Des vertus de l’exemplarité.

On dira qu’il s’agit d’un éloge de l’unilatéralisme. En réalité, c’est tout le contraire dont il s’agit. On prône ici les vertus de l’action unilatérale pour faire déboucher des actions multilatérales. Ainsi, il faut admettre les vertus de l’exemplarité.

Les réformes qui nous conduiraient vers cette mis en parenthèse partielle vis-à-vis de la globalisation seraient en effet d’autant plus efficaces si elles étaient partagées par un groupe de pays. La question alors se pose de savoir si ce groupe de pays pourrait être l’Europe, et sinon qui pourrait en faire partie.

L’Europe telle qu’elle existe de manière institutionnelle, soit l’UE-27, ne remplit aucune des conditions pour une rupture avec la globalisation. Elle est trop engagée dans ce processus pour que l’on espère pouvoir attirer vers les positions que l’on a présenté les 26 autres pays. Les directives de Bruxelles en ont été les vecteurs.

Mais, d’un autre côté, elle est aussi trop étroite et trop limitée. Il faut regarder une carte pour comprendre ce que l’Europe réelle signifie.

En fait, le projet que l’on a dessiné s’adresse aussi à des pays qui sont hors de l’UE, mais qui ne sont pas nécessairement hors de l’Europe, entendue cette fois dans le sens géographique. La Russie pourrait est ainsi concernée au premier chef. Ce projet en effet concerne tous les pays qui seraient prêts à reconfigurer l’Europe.

Le choix présenté, soit poursuivre dans la voie actuelle de l’Europe avec son cortège de faible croissance et de soumission à la globalisation, soit entamer un nouveau cours donnant la priorité à la croissance la plus forte possible, au plein-emploi et à l’émergence d’un nouveau projet social, provoquera une cassure décisive au sein de nos partenaires. Mais encore faut-il que ce choix ne soit pas virtuel. C’est par la concrétisation unilatérale des premières mesures de ce choix que nous pourrons voir quels sont les pays qui sont réellement prêts à nous suivre.
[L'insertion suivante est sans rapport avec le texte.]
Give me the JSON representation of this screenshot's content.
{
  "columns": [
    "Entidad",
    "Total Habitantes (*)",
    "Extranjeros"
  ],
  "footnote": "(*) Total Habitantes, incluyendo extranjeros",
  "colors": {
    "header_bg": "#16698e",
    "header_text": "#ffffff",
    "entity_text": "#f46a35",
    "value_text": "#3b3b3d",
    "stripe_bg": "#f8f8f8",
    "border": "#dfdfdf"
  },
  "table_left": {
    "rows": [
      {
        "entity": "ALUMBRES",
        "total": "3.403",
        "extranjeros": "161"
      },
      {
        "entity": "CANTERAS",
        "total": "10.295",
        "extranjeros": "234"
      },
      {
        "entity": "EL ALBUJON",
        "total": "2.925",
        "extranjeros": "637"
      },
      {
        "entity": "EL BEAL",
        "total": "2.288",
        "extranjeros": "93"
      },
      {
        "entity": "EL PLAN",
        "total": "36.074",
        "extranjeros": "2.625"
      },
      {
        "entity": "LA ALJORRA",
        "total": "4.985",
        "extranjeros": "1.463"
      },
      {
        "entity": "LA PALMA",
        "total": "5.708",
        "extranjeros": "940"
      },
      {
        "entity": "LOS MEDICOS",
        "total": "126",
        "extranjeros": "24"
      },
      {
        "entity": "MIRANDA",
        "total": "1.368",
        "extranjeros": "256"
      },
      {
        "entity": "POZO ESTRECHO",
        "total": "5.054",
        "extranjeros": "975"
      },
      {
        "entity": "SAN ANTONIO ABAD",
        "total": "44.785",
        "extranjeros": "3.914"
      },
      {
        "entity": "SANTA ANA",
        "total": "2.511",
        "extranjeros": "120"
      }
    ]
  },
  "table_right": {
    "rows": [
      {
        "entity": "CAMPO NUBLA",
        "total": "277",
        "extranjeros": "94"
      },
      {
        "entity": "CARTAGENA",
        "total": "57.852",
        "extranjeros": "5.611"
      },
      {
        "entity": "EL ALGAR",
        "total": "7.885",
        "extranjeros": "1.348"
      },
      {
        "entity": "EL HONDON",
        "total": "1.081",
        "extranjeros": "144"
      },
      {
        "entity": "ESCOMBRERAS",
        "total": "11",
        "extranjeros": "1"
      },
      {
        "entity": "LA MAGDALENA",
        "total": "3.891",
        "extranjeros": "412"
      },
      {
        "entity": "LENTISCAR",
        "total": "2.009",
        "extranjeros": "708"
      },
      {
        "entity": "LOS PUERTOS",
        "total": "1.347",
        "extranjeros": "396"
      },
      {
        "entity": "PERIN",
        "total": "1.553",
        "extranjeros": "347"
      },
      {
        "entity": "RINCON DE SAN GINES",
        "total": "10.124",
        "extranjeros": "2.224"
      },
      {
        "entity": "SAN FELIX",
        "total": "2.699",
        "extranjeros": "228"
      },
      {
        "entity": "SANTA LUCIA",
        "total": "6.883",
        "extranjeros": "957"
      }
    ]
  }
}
On dira que ceci nous mettrait au ban de l’Union Européenne dont nous ne respecterions plus la lettre des traités. Notons ici qu’un simple artifice permettrait de lever cette hypothèque. Les directives les plus nocives ne seraient pas abolies mais simplement suspendues jusqu’à nouvelles discussions. Notons encore qu’il y a peu à craindre de Bruxelles. Les procédures y sont longues. De plus en cas de sanctions financières, il suffit de décider de prélever sur le montant de notre contribution au budget de l’UE la somme de l’amende. Nous n’avons pas à avoir peur d’un conflit pour ce genre de raison. Il faut regarder plus loin. Le vrai problème est celui de la légitimité. Or, sur ce point, un précédent nous donne raison.

Il faut ainsi savoir que la supériorité des règles et lois nationales sur les directives européennes a été affirmée, une nouvelle fois, en Allemagne lors d’un arrêt de la Cours Constitutionnel de Karlsruhe. Cet arrêt du 30 juin 2009 stipule en effet qu’en raisons des limites du processus démocratique en Europe, seuls les États Nations sont dépositaires de la légitimité démocratique[4].

En décidant de suspendre temporairement l’application de certaines des directives européennes, nous serions ainsi dans notre droit. C’est l’Union Européenne qui serait sommée soit de les réécrire, et de rouvrir le débat sur la globalisation financière et la globalisation marchande, soit d’entrer dans un processus d’explosion. Certaines des mesures que l’on a proposées auraient de tels effets sur nos voisins qu’il leur faudrait les imiter au plus vite ou accepter de voire leur propre situation se dégrader.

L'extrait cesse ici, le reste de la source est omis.